The legal wedding happened because I panicked. There is an image burned into my memory from the coverage of San Francisco's foray into issuing marriage licenses to same-sex couples. It is of a slightly older woman standing in the hall after being informed that the state had stepped in to halt the issuing of licenses. She looks devasted, but rather than the string of profanities which might have issued from my mouth, all she is saying is "Oh darn, .. darn, darn, darn." I didn't want to be that woman, I didn't want to miss the opportunity to be Amy's wife.

Amy would have been happy to wait. She didn't feel the same urgency that I did. But she does love me. So we found a JP, called two of our closest friends, called my parents (who wanted to be there but couldn't rearrange previous obligations, and my aunt. The day before the wedding we prepared the entree for the wedding feast (greek meatballs), made cupcakes, and made sure the living room was presentable. Tuesday, June 8th rolled around and we headed to work. Yup, that's right we worked the day of our wedding. We left work early. We'd planned what to wear, but a sudden heat wave, 98ยบ that day, changed those plans. But we did dress up.

We didn't have bouquets but we did have flowers. Amy had picked out some - to make sure we had flowers at our wedding. My parents sent a gorgeous bouquet of cream colored roses. Our friend Karen brought red roses, and my aunt bought a beautifully colorful mixed bouquet.

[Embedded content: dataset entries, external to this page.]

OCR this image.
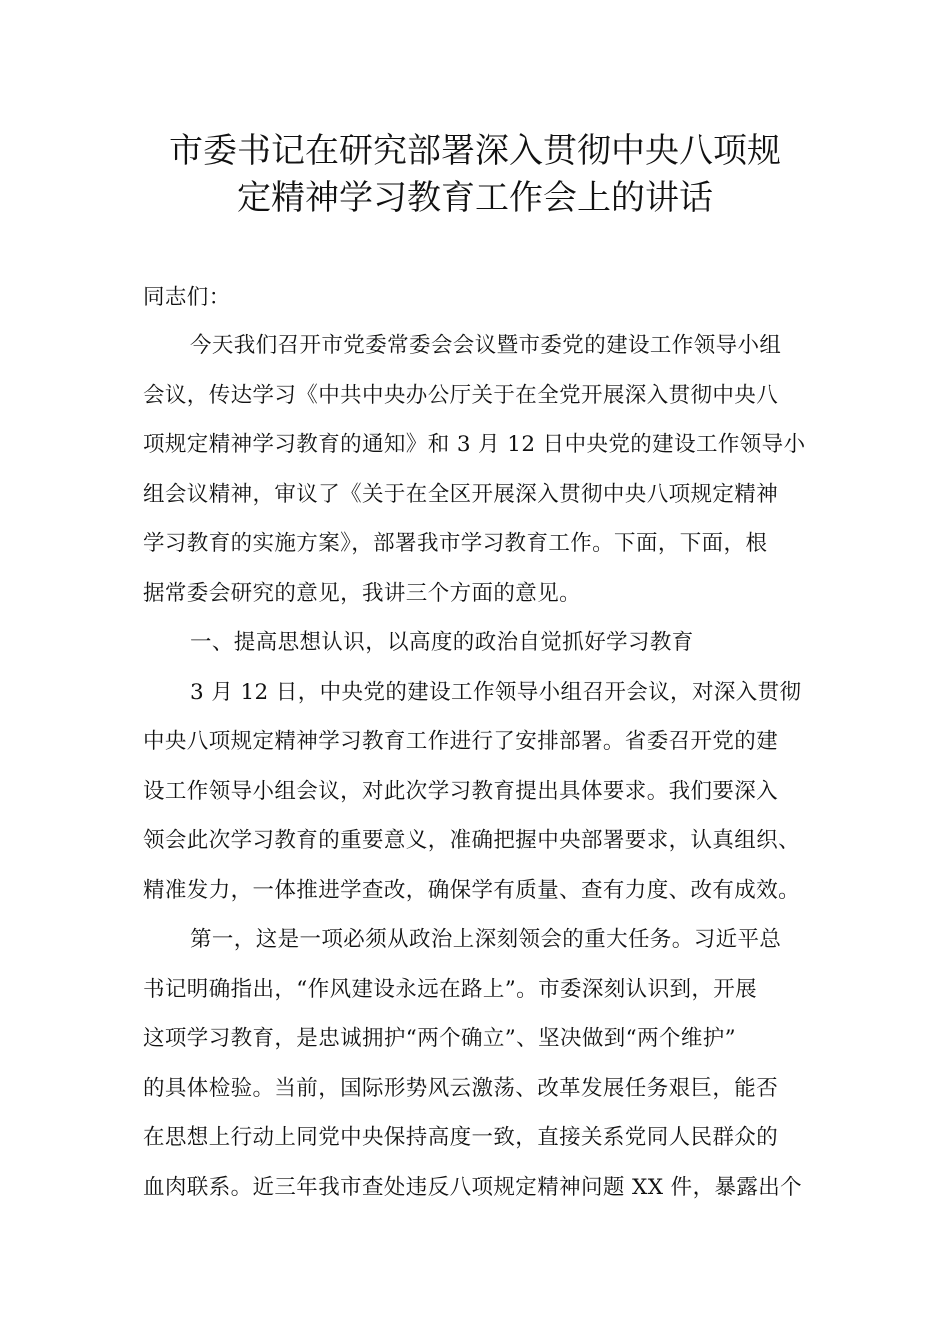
市委书记在研究部署深入贯彻中央八项规
定精神学习教育工作会上的讲话
同志们：
今天我们召开市党委常委会会议暨市委党的建设工作领导小组
会议，传达学习《中共中央办公厅关于在全党开展深入贯彻中央八
项规定精神学习教育的通知》和 3 月 12 日中央党的建设工作领导小
组会议精神，审议了《关于在全区开展深入贯彻中央八项规定精神
学习教育的实施方案》，部署我市学习教育工作。下面，下面，根
据常委会研究的意见，我讲三个方面的意见。
一、提高思想认识，以高度的政治自觉抓好学习教育
3 月 12 日，中央党的建设工作领导小组召开会议，对深入贯彻
中央八项规定精神学习教育工作进行了安排部署。省委召开党的建
设工作领导小组会议，对此次学习教育提出具体要求。我们要深入
领会此次学习教育的重要意义，准确把握中央部署要求，认真组织、
精准发力，一体推进学查改，确保学有质量、查有力度、改有成效。
第一，这是一项必须从政治上深刻领会的重大任务。习近平总
书记明确指出，“作风建设永远在路上”。市委深刻认识到，开展
这项学习教育，是忠诚拥护“两个确立”、坚决做到“两个维护”
的具体检验。当前，国际形势风云激荡、改革发展任务艰巨，能否
在思想上行动上同党中央保持高度一致，直接关系党同人民群众的
血肉联系。近三年我市查处违反八项规定精神问题 XX 件，暴露出个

Karen was the first to arrive and we put her to work as photographer. We took a couple of pictures of the two of us using the neighbors yard as backdrop. She also took pictures throughout the ceremony and during the celebration afterwards.

Our friend Katy, not to be confused with my aunt Katie, brought her children R and A. Katy and R were dressed for the weather in simple dresses. A, however, had insisted on wearing his tuxedo complete with bow tie and cummerbund. (We'd even gotten email earlier in the week asking which bowtie he should wear - we chose the purple one.) I thought the poor kid was going to melt. He stayed in full regalia until we started dinner.

The ceremony was uneventful. There was some levity when Karen made us kiss a second time because she'd missed the first. It was sort of surreal to be saying those words. It didn't sink in until later that it was real.

We popped open a bottle of champagne, took some more pictures - including one that R took for our college alumnae magazine (all of the adults except the JP went to the same college), and had a great dinner. The next day we went to work. We hadn't told anyone there that we were getting married, but word got out and we received lots of warm wishes. We sent out announcements. And then life went on much as it had.

Being married hasn't changed the day-to-day of our life, although it has complicated our taxes (The feds don't recognize the marriage. The state return uses numbers from the federal return. We have to file state as married and federal as single. So we complete three federal returns - two (one each) to mail along with a letter explaining why we are submitting a return that says we're single when we're married and one to get the numbers for the state return.) What being married has done is given us a great sense of security. We have a license that gives us legal status in each other's lives. We don't have to rely on luck and geography to live our lives.

So we didn't celebrate our anniversary yesterday. But we celebrate being married everyday.

And finally, one more anniversary to make note of. Today is my parent's 51st anniversary. Their idea of celebration - watching the Yankee's win and babysitting my nephew so his parents can go to tomorrow's Yankees game.